September 13, 2010 — Next week a special session of the U.N. General Assembly will meet in New York to review progress on the Millennium Development Goals (MDGs), which commit member countries and their development partners to eliminate extreme poverty and hunger, and significantly improve the economic and human welfare of poor people worldwide by 2015.
Until the food, fuel and financial crises in the last two years, developing countries were making progress in reaching these goals—although at different paces. In 1981, 52% of people in developing countries lived in extreme poverty; by 2005, that share had fallen to 25%. The efforts of countries and their partners were paying off right up until the crises, with poverty falling sharply in East Asia, Latin America, and Eastern and Central Europe. But this progress has not been shared by all.

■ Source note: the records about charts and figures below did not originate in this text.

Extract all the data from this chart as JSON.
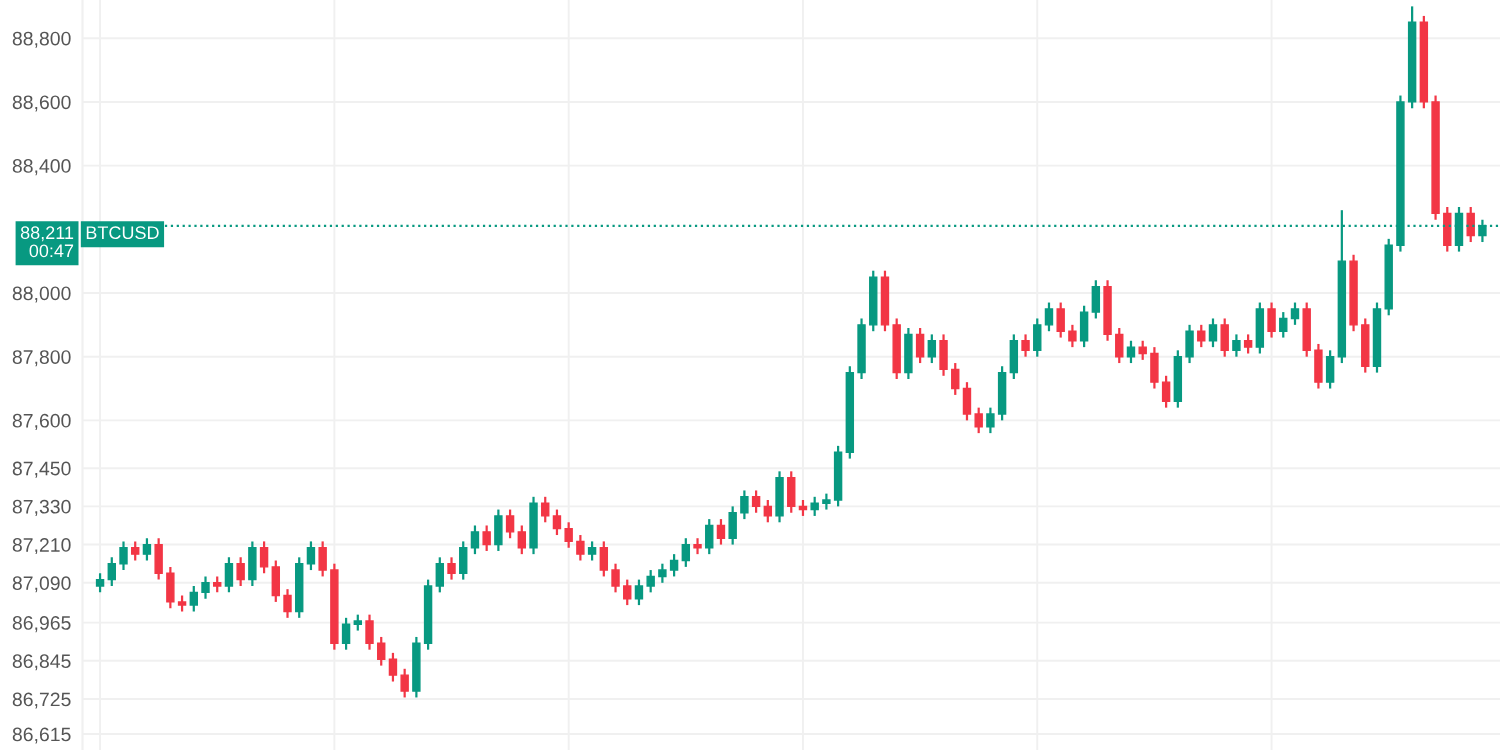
{
  "chart_data": {
    "type": "candlestick",
    "categories": [
      null,
      null,
      null,
      null,
      null,
      null,
      null,
      null,
      null,
      null,
      null,
      null,
      null,
      null,
      null,
      null,
      null,
      null,
      null,
      null,
      null,
      null,
      null,
      null,
      null,
      null,
      null,
      null,
      null,
      null,
      null,
      null,
      null,
      null,
      null,
      null,
      null,
      null,
      null,
      null,
      null,
      null,
      null,
      null,
      null,
      null,
      null,
      null,
      null,
      null,
      null,
      null,
      null,
      null,
      null,
      null,
      null,
      null,
      null,
      null,
      null,
      null,
      null,
      null,
      null,
      null,
      null,
      null,
      null,
      null,
      null,
      null,
      null,
      null,
      null,
      null,
      null,
      null,
      null,
      null,
      null,
      null,
      null,
      null,
      null,
      null,
      null,
      null,
      null,
      null,
      null,
      null,
      null,
      null,
      null,
      null,
      null,
      null,
      null,
      null,
      null,
      null,
      null,
      null,
      null,
      null,
      null,
      null,
      null,
      null,
      null,
      null,
      null,
      null,
      null,
      null,
      null,
      null,
      null
    ],
    "ohlc": [
      [
        87080,
        87120,
        87060,
        87100
      ],
      [
        87100,
        87170,
        87080,
        87150
      ],
      [
        87150,
        87220,
        87130,
        87200
      ],
      [
        87200,
        87220,
        87160,
        87180
      ],
      [
        87180,
        87230,
        87160,
        87210
      ],
      [
        87210,
        87230,
        87100,
        87120
      ],
      [
        87120,
        87140,
        87010,
        87030
      ],
      [
        87030,
        87050,
        87000,
        87020
      ],
      [
        87020,
        87080,
        87000,
        87060
      ],
      [
        87060,
        87110,
        87040,
        87090
      ],
      [
        87090,
        87110,
        87060,
        87080
      ],
      [
        87080,
        87170,
        87060,
        87150
      ],
      [
        87150,
        87170,
        87080,
        87100
      ],
      [
        87100,
        87220,
        87080,
        87200
      ],
      [
        87200,
        87220,
        87120,
        87140
      ],
      [
        87140,
        87160,
        87030,
        87050
      ],
      [
        87050,
        87070,
        86980,
        87000
      ],
      [
        87000,
        87170,
        86980,
        87150
      ],
      [
        87150,
        87220,
        87130,
        87200
      ],
      [
        87200,
        87220,
        87110,
        87130
      ],
      [
        87130,
        87150,
        86880,
        86900
      ],
      [
        86900,
        86980,
        86880,
        86960
      ],
      [
        86960,
        86990,
        86940,
        86970
      ],
      [
        86970,
        86990,
        86880,
        86900
      ],
      [
        86900,
        86920,
        86830,
        86850
      ],
      [
        86850,
        86870,
        86780,
        86800
      ],
      [
        86800,
        86820,
        86730,
        86750
      ],
      [
        86750,
        86920,
        86730,
        86900
      ],
      [
        86900,
        87100,
        86880,
        87080
      ],
      [
        87080,
        87170,
        87060,
        87150
      ],
      [
        87150,
        87170,
        87100,
        87120
      ],
      [
        87120,
        87220,
        87100,
        87200
      ],
      [
        87200,
        87270,
        87180,
        87250
      ],
      [
        87250,
        87270,
        87190,
        87210
      ],
      [
        87210,
        87320,
        87190,
        87300
      ],
      [
        87300,
        87320,
        87230,
        87250
      ],
      [
        87250,
        87270,
        87180,
        87200
      ],
      [
        87200,
        87360,
        87180,
        87340
      ],
      [
        87340,
        87360,
        87280,
        87300
      ],
      [
        87300,
        87320,
        87240,
        87260
      ],
      [
        87260,
        87280,
        87200,
        87220
      ],
      [
        87220,
        87240,
        87160,
        87180
      ],
      [
        87180,
        87220,
        87160,
        87200
      ],
      [
        87200,
        87220,
        87110,
        87130
      ],
      [
        87130,
        87150,
        87060,
        87080
      ],
      [
        87080,
        87100,
        87020,
        87040
      ],
      [
        87040,
        87100,
        87020,
        87080
      ],
      [
        87080,
        87130,
        87060,
        87110
      ],
      [
        87110,
        87150,
        87090,
        87130
      ],
      [
        87130,
        87180,
        87110,
        87160
      ],
      [
        87160,
        87230,
        87140,
        87210
      ],
      [
        87210,
        87230,
        87180,
        87200
      ],
      [
        87200,
        87290,
        87180,
        87270
      ],
      [
        87270,
        87290,
        87210,
        87230
      ],
      [
        87230,
        87330,
        87210,
        87310
      ],
      [
        87310,
        87380,
        87290,
        87360
      ],
      [
        87360,
        87380,
        87310,
        87330
      ],
      [
        87330,
        87350,
        87280,
        87300
      ],
      [
        87300,
        87440,
        87280,
        87420
      ],
      [
        87420,
        87440,
        87310,
        87330
      ],
      [
        87330,
        87350,
        87300,
        87320
      ],
      [
        87320,
        87360,
        87300,
        87340
      ],
      [
        87340,
        87370,
        87320,
        87350
      ],
      [
        87350,
        87520,
        87330,
        87500
      ],
      [
        87500,
        87770,
        87480,
        87750
      ],
      [
        87750,
        87920,
        87730,
        87900
      ],
      [
        87900,
        88070,
        87880,
        88050
      ],
      [
        88050,
        88070,
        87880,
        87900
      ],
      [
        87900,
        87920,
        87730,
        87750
      ],
      [
        87750,
        87890,
        87730,
        87870
      ],
      [
        87870,
        87890,
        87780,
        87800
      ],
      [
        87800,
        87870,
        87780,
        87850
      ],
      [
        87850,
        87870,
        87740,
        87760
      ],
      [
        87760,
        87780,
        87680,
        87700
      ],
      [
        87700,
        87720,
        87600,
        87620
      ],
      [
        87620,
        87640,
        87560,
        87580
      ],
      [
        87580,
        87640,
        87560,
        87620
      ],
      [
        87620,
        87770,
        87600,
        87750
      ],
      [
        87750,
        87870,
        87730,
        87850
      ],
      [
        87850,
        87870,
        87800,
        87820
      ],
      [
        87820,
        87920,
        87800,
        87900
      ],
      [
        87900,
        87970,
        87880,
        87950
      ],
      [
        87950,
        87970,
        87860,
        87880
      ],
      [
        87880,
        87900,
        87830,
        87850
      ],
      [
        87850,
        87960,
        87830,
        87940
      ],
      [
        87940,
        88040,
        87920,
        88020
      ],
      [
        88020,
        88040,
        87850,
        87870
      ],
      [
        87870,
        87890,
        87780,
        87800
      ],
      [
        87800,
        87850,
        87780,
        87830
      ],
      [
        87830,
        87850,
        87790,
        87810
      ],
      [
        87810,
        87830,
        87700,
        87720
      ],
      [
        87720,
        87740,
        87640,
        87660
      ],
      [
        87660,
        87820,
        87640,
        87800
      ],
      [
        87800,
        87900,
        87780,
        87880
      ],
      [
        87880,
        87900,
        87830,
        87850
      ],
      [
        87850,
        87920,
        87830,
        87900
      ],
      [
        87900,
        87920,
        87800,
        87820
      ],
      [
        87820,
        87870,
        87800,
        87850
      ],
      [
        87850,
        87870,
        87810,
        87830
      ],
      [
        87830,
        87970,
        87810,
        87950
      ],
      [
        87950,
        87970,
        87860,
        87880
      ],
      [
        87880,
        87940,
        87860,
        87920
      ],
      [
        87920,
        87970,
        87900,
        87950
      ],
      [
        87950,
        87970,
        87800,
        87820
      ],
      [
        87820,
        87840,
        87700,
        87720
      ],
      [
        87720,
        87820,
        87700,
        87800
      ],
      [
        87800,
        88260,
        87780,
        88100
      ],
      [
        88100,
        88120,
        87880,
        87900
      ],
      [
        87900,
        87920,
        87750,
        87770
      ],
      [
        87770,
        87970,
        87750,
        87950
      ],
      [
        87950,
        88170,
        87930,
        88150
      ],
      [
        88150,
        88620,
        88130,
        88600
      ],
      [
        88600,
        88900,
        88580,
        88850
      ],
      [
        88850,
        88870,
        88580,
        88600
      ],
      [
        88600,
        88620,
        88230,
        88250
      ],
      [
        88250,
        88270,
        88130,
        88150
      ],
      [
        88150,
        88270,
        88130,
        88250
      ],
      [
        88250,
        88270,
        88160,
        88180
      ],
      [
        88180,
        88230,
        88160,
        88211
      ]
    ],
    "ylim": [
      86565,
      88920
    ],
    "yticks": [
      {
        "value": 86615,
        "label": "86,615"
      },
      {
        "value": 86725,
        "label": "86,725"
      },
      {
        "value": 86845,
        "label": "86,845"
      },
      {
        "value": 86965,
        "label": "86,965"
      },
      {
        "value": 87090,
        "label": "87,090"
      },
      {
        "value": 87210,
        "label": "87,210"
      },
      {
        "value": 87330,
        "label": "87,330"
      },
      {
        "value": 87450,
        "label": "87,450"
      },
      {
        "value": 87600,
        "label": "87,600"
      },
      {
        "value": 87800,
        "label": "87,800"
      },
      {
        "value": 88000,
        "label": "88,000"
      },
      {
        "value": 88400,
        "label": "88,400"
      },
      {
        "value": 88600,
        "label": "88,600"
      },
      {
        "value": 88800,
        "label": "88,800"
      }
    ],
    "ref_lines": [
      {
        "axis": "y",
        "value": 88211,
        "label": "88,211",
        "color": "#089981",
        "line_style": "dotted"
      }
    ],
    "annotations": [
      "00:47",
      "BTCUSD"
    ],
    "grid": true,
    "tick_labels": "y"
  }
}
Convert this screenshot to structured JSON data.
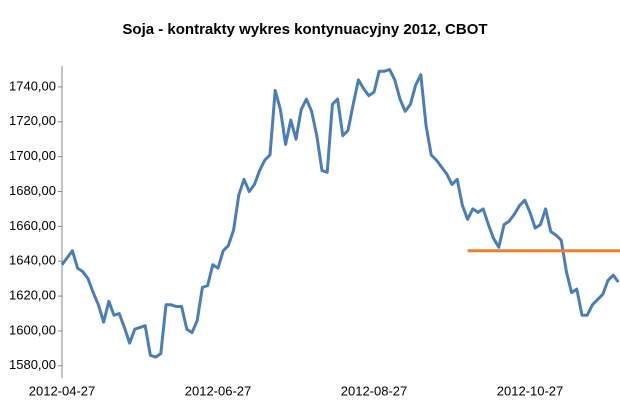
{
  "chart_data": {
    "type": "line",
    "title": "Soja - kontrakty wykres kontynuacyjny 2012, CBOT",
    "categories": [
      "2012-04-27",
      null,
      null,
      null,
      null,
      null,
      null,
      null,
      null,
      null,
      null,
      null,
      null,
      null,
      null,
      null,
      null,
      null,
      null,
      null,
      null,
      null,
      null,
      null,
      null,
      null,
      null,
      null,
      null,
      null,
      "2012-06-27",
      null,
      null,
      null,
      null,
      null,
      null,
      null,
      null,
      null,
      null,
      null,
      null,
      null,
      null,
      null,
      null,
      null,
      null,
      null,
      null,
      null,
      null,
      null,
      null,
      null,
      null,
      null,
      null,
      null,
      "2012-08-27",
      null,
      null,
      null,
      null,
      null,
      null,
      null,
      null,
      null,
      null,
      null,
      null,
      null,
      null,
      null,
      null,
      null,
      null,
      null,
      null,
      null,
      null,
      null,
      null,
      null,
      null,
      null,
      null,
      null,
      "2012-10-27",
      null,
      null,
      null,
      null,
      null,
      null,
      null,
      null,
      null,
      null,
      null,
      null,
      null,
      null,
      null,
      null,
      null
    ],
    "series": [
      {
        "color": "#4a7ebb",
        "values": [
          1638,
          1642,
          1646,
          1636,
          1634,
          1630,
          1622,
          1615,
          1605,
          1617,
          1609,
          1610,
          1602,
          1593,
          1601,
          1602,
          1603,
          1586,
          1585,
          1587,
          1615,
          1615,
          1614,
          1614,
          1601,
          1599,
          1606,
          1625,
          1626,
          1638,
          1636,
          1646,
          1649,
          1658,
          1678,
          1687,
          1680,
          1684,
          1692,
          1698,
          1701,
          1738,
          1727,
          1707,
          1721,
          1710,
          1727,
          1733,
          1726,
          1712,
          1692,
          1691,
          1730,
          1733,
          1712,
          1715,
          1730,
          1744,
          1739,
          1735,
          1737,
          1749,
          1749,
          1750,
          1744,
          1733,
          1726,
          1730,
          1741,
          1747,
          1718,
          1701,
          1698,
          1694,
          1690,
          1684,
          1687,
          1672,
          1664,
          1670,
          1668,
          1670,
          1661,
          1653,
          1648,
          1661,
          1663,
          1667,
          1672,
          1675,
          1668,
          1659,
          1661,
          1670,
          1657,
          1655,
          1652,
          1634,
          1622,
          1624,
          1609,
          1609,
          1615,
          1618,
          1621,
          1629,
          1632,
          1628
        ]
      }
    ],
    "reference_line": {
      "value": 1646,
      "start_index": 78,
      "color": "#f07f2a"
    },
    "ylim": [
      1573,
      1752
    ],
    "yticks": [
      {
        "value": 1580,
        "label": "1580,00"
      },
      {
        "value": 1600,
        "label": "1600,00"
      },
      {
        "value": 1620,
        "label": "1620,00"
      },
      {
        "value": 1640,
        "label": "1640,00"
      },
      {
        "value": 1660,
        "label": "1660,00"
      },
      {
        "value": 1680,
        "label": "1680,00"
      },
      {
        "value": 1700,
        "label": "1700,00"
      },
      {
        "value": 1720,
        "label": "1720,00"
      },
      {
        "value": 1740,
        "label": "1740,00"
      }
    ],
    "grid": false
  }
}
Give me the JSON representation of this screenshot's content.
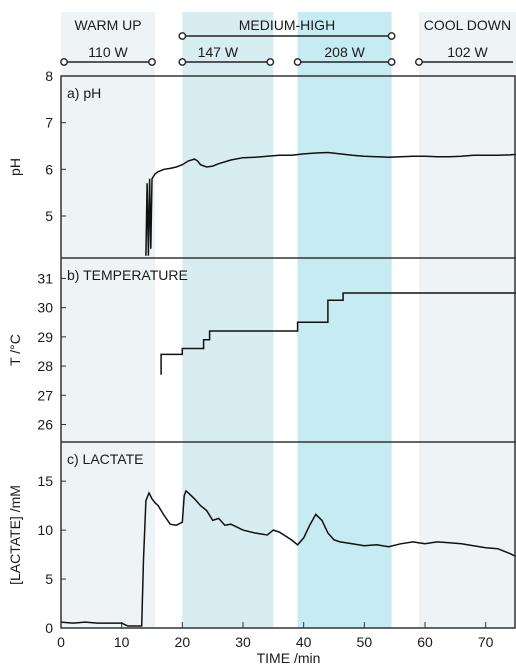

Sub-Saharan Africa continues to lag in overcoming poverty, and hunger and malnutrition rates have been falling—but not fast enough to eradicate hunger by 2015. Too many of the world’s people remain hungry, poor or vulnerable to poverty, with too few jobs and too little access to services and economic opportunity.
According to a new World Bank paper, Unfinished Business: Mobilizing New Efforts to Achieve the 2015 Millennium Development Goals, 64 million more people were living in extreme poverty (below $1.25/day) in 2010. By 2015, 1.2 million more children under five may die, 350,000 more students may not complete primary school, and about 100 million more people may remain without access to safe water.